Professor to debunk scientific myths of the North

Ming-ko Woo with trees and a mountain in the back

Professor Emeritus Ming-ko Woo of McMaster University’s School of Geography & Earth Sciences will debunk some of the myths surrounding the scientific study of Canada’s North on Monday.

The lecture, “Modern Myths in Northern Science”, will take place Feb. 6 at 7pm at 306 Accolade West Building, Keele campus. Everyone is welcome to attend. The talk is presented by York University Geography Alumni Association and hosted by the Department of Geography in the Faculty of Liberal Arts & Professional Studies.

Ming-ko Woo with trees and a mountain in the backMing-ko Woo

Woo’s research has focused on understanding the principles of catchment, hillslope and wetland hydrology, as well as assessing changes in hydrological systems by environmental stressors, such as climate variability and human modification to the landscape. More recently, he was the program leader of the Multi-Agent Geo-Simulation (MAGS) Project that studied how climate change and variability affects ice and snow dynamics and water resources in the Mackenzie River Basin. The project involved some 80 Canadian scientists and engineers.

He is especially known for his contributions to cold region hydrology. Much of his research took place near Resolute, Northwest Territories, where a river now officially bears the name McMaster River.

Woo is a member of the American Institute of Hydrology, a Fellow of the Arctic Institute of North America and a Fellow of the Royal Canadian Geographical Society.
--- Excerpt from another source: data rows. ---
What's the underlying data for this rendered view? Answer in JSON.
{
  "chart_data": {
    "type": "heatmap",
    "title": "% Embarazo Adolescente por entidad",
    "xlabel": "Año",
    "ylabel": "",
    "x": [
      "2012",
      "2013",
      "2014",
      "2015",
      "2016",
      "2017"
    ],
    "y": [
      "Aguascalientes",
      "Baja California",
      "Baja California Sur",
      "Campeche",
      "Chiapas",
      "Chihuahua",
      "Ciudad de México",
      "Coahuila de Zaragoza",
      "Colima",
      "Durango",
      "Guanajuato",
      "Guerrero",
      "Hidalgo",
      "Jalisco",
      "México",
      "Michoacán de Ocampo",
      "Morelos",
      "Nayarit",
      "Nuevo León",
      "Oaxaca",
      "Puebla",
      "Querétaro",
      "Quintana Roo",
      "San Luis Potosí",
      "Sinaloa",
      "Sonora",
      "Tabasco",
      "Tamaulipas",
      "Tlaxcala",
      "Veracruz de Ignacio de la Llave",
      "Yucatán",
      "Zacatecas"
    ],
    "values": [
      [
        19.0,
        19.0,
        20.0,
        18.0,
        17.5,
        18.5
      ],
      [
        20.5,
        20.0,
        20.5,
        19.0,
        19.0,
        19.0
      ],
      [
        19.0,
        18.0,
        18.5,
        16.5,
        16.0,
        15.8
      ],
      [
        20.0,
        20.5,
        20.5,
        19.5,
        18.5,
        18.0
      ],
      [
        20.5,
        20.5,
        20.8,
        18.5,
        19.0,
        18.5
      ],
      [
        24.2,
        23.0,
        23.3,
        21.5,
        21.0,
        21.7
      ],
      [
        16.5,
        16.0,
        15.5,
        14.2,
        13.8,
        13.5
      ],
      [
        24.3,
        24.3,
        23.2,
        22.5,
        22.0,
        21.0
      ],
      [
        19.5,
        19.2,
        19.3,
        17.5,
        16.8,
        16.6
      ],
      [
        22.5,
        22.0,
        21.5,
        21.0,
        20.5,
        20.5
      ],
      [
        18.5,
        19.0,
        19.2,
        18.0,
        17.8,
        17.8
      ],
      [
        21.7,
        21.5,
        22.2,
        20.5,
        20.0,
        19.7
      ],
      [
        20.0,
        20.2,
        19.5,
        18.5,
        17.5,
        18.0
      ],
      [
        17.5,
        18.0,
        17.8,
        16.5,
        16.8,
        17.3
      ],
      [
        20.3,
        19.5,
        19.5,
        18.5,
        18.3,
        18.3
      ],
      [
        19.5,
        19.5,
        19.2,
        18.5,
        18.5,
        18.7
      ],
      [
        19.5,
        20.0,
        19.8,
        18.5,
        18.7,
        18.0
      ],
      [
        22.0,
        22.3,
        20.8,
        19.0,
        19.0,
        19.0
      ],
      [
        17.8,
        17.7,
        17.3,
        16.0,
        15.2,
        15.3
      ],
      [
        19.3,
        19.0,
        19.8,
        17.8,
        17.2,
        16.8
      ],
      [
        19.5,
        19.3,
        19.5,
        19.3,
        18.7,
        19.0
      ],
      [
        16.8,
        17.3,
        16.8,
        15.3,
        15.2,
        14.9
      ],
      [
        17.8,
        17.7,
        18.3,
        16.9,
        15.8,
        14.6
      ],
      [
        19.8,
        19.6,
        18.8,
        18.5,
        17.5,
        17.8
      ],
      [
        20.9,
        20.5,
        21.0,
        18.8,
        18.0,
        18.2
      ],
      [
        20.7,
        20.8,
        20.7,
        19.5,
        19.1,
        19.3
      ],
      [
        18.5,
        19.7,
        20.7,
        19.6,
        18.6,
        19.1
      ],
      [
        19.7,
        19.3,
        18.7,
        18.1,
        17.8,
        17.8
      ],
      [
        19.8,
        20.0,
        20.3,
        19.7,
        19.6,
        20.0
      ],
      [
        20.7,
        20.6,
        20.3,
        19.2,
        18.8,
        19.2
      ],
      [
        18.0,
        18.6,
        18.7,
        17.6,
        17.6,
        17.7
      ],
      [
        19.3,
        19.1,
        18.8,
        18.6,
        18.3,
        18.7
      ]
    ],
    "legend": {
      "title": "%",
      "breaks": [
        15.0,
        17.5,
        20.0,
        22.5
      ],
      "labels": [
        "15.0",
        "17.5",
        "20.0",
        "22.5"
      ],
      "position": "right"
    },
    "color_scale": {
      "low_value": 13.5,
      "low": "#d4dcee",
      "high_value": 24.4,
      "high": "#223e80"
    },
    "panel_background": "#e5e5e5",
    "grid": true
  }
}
His specialization is in snow, permafrost, wetlands and water related research. He has conducted field studies in the far North for over three decades, working in a range of environments, from the polar desert of the High Arctic to the subapline woodlands in the subarctic and the extensive wetlands of Hudson Bay Lowlands. He has also investigated drought problems in northern Nigeria and the Canadian Prairies, soil erosion in south China, climate variability and hydrology of large-basins in north western Canada.

He is also the winner of the Tuzo Wilson Medal, the highest honour conferred by the Canadian Geophysical Union.